The contrast-detection autofocus is reasonably fast and accurate, though nothing like systems from Sony or Canon. It can fail in low-light situations and is not great at tracking fast-moving subjects, so this is not a sports camera. On the plus side, you can select numerous points using the touchscreen, making it easy to control focus. The auto white balance worked well, whether indoors or out.

I deliberately shot from dusk until dark, both to test the X1D’s low-light capability and because that’s the best time to shoot, in my opinion. I was soon confidently snapping scenes with both bright lights and dark shadows, knowing that the RAW images had the latitude to deal with it. I was particularly impressed how it handled a shot of Paris’ brightly-lit Pantheon, with tourists in the much darker foreground.

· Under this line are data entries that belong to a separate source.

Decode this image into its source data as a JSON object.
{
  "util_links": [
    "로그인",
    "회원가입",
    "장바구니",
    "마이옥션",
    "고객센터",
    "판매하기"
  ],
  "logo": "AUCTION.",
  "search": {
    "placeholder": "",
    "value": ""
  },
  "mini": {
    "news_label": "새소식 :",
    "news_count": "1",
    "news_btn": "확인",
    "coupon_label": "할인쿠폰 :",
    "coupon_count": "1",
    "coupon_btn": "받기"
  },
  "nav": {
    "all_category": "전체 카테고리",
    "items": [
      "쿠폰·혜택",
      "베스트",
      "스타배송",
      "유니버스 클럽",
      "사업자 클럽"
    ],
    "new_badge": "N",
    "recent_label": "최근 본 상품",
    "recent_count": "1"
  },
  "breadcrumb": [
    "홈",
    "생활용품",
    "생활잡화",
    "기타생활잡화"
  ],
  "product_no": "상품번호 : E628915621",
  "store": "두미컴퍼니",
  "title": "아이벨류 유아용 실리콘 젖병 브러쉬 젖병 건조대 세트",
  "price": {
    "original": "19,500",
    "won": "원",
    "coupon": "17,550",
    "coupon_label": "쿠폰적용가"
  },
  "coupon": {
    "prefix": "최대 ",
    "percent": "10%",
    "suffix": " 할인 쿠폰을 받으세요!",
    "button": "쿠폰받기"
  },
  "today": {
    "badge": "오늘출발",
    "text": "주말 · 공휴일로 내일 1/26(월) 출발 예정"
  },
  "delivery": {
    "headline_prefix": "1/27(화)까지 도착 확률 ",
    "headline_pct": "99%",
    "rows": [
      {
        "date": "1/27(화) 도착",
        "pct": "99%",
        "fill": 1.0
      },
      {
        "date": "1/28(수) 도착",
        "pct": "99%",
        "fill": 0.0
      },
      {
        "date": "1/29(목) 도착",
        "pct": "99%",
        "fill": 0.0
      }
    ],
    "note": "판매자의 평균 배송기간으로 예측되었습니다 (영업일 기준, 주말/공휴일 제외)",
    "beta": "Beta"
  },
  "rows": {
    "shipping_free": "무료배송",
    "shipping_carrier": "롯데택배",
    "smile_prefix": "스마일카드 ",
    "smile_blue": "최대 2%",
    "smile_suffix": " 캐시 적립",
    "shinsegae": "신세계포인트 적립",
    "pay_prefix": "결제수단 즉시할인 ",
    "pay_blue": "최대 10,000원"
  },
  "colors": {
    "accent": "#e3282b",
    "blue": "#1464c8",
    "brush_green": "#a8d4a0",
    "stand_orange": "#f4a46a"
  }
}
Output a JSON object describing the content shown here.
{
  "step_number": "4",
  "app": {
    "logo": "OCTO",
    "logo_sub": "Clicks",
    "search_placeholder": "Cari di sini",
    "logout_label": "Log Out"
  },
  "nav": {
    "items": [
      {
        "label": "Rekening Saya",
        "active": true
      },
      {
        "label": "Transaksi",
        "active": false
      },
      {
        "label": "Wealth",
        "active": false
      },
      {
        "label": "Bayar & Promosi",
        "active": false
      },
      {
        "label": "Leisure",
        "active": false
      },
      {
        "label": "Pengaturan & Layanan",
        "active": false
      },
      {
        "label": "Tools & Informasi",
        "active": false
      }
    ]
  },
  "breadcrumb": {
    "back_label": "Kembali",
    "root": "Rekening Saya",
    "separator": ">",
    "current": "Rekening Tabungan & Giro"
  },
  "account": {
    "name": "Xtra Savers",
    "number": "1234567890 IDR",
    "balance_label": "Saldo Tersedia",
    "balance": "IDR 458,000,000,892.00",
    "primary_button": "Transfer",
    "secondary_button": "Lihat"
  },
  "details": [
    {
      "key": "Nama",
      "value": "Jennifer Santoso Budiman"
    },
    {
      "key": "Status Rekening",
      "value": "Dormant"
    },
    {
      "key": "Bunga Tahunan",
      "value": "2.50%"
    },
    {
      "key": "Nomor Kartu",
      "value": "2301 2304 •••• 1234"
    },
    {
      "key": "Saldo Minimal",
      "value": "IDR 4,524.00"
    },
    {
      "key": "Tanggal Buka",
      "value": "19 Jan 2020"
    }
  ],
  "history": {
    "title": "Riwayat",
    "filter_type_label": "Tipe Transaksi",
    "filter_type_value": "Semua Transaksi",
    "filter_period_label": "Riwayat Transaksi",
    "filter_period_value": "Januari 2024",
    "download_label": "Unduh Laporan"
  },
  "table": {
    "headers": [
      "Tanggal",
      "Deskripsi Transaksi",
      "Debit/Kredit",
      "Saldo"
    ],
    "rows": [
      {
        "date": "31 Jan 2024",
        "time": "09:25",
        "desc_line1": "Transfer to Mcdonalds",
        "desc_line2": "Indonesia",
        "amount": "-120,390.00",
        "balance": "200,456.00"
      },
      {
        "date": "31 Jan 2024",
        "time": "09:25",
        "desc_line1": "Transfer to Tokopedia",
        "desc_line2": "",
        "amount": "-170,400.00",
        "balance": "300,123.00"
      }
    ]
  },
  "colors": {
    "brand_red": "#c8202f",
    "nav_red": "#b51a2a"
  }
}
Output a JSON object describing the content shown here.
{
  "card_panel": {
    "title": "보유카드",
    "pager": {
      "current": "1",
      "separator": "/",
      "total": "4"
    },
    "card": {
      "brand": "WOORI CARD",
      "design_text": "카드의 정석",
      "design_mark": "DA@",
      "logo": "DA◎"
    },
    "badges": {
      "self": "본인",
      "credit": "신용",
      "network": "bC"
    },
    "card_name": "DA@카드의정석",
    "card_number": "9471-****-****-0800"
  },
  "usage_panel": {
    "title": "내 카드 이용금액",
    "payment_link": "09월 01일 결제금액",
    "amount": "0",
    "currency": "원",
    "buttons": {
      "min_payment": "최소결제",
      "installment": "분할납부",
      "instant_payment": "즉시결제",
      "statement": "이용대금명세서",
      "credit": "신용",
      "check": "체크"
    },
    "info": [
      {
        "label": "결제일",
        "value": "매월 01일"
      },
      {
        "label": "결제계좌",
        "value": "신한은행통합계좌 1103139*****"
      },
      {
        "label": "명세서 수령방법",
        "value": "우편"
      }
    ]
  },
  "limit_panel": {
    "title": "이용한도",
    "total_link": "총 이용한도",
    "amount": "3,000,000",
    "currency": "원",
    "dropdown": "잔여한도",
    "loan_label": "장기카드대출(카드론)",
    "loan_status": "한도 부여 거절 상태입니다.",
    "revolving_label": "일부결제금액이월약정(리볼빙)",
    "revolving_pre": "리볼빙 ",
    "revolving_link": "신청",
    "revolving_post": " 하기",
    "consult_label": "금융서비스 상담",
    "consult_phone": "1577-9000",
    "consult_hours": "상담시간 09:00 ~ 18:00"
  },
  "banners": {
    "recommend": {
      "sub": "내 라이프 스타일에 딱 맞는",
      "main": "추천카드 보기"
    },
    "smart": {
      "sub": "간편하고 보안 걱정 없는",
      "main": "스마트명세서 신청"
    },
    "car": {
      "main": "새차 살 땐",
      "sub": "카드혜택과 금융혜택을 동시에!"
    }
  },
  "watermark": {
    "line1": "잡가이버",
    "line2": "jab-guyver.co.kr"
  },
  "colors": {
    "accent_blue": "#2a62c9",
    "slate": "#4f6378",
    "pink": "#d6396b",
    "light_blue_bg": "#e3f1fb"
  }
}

I did take some video, and unfortunately, the X1D can only shoot at 1080p/25fps. However, at least it has microphone and headphone inputs, unlike most mirrorless cameras (Sony’s A7 models being a notable exception). You can’t compare the video quality to, say, a 4K GH5 or Sony A7S II, but the larger sensor does give the footage an interesting look. For instance, at f/3.5, people in the foreground were pin sharp while the background was lightly blurred, creating a mild tilt-shift look.

In the end, I found that the X1D has fewer tradeoffs than possibly any other medium-format camera. Still, why get it instead of more capable full-frame models like the Sony A7R II or Canon 5Ds? The payoff is in the images. With shots I originally thought were too dark, I was able to fully recover shadow details. Over-exposed shots can also be pulled back with details that you thought were blown out (see the images at the end of the gallery, above).

The relatively high resolution makes it possible to crop images down to a quarter of what I shot and still blow them up to poster sizes. Colors and skin tones render accurately right out of the camera and require little, if any, tweaking. The transitions between tones and colors are gentle and natural. In short, the images are stellar right out of the camera, and skilled art, fashion and landscape shooters can get even more out of them in post-production.

Neither you nor I will likely buy this camera, so why look at it? It’s simply an interesting, groundbreaking product with features that may wind up in more affordable consumer cameras. Thanks to smartphones, photography is evolving at the fastest rate in its 180-year history, and bleeding-edge models like the X1D can give us clues as to what’s next.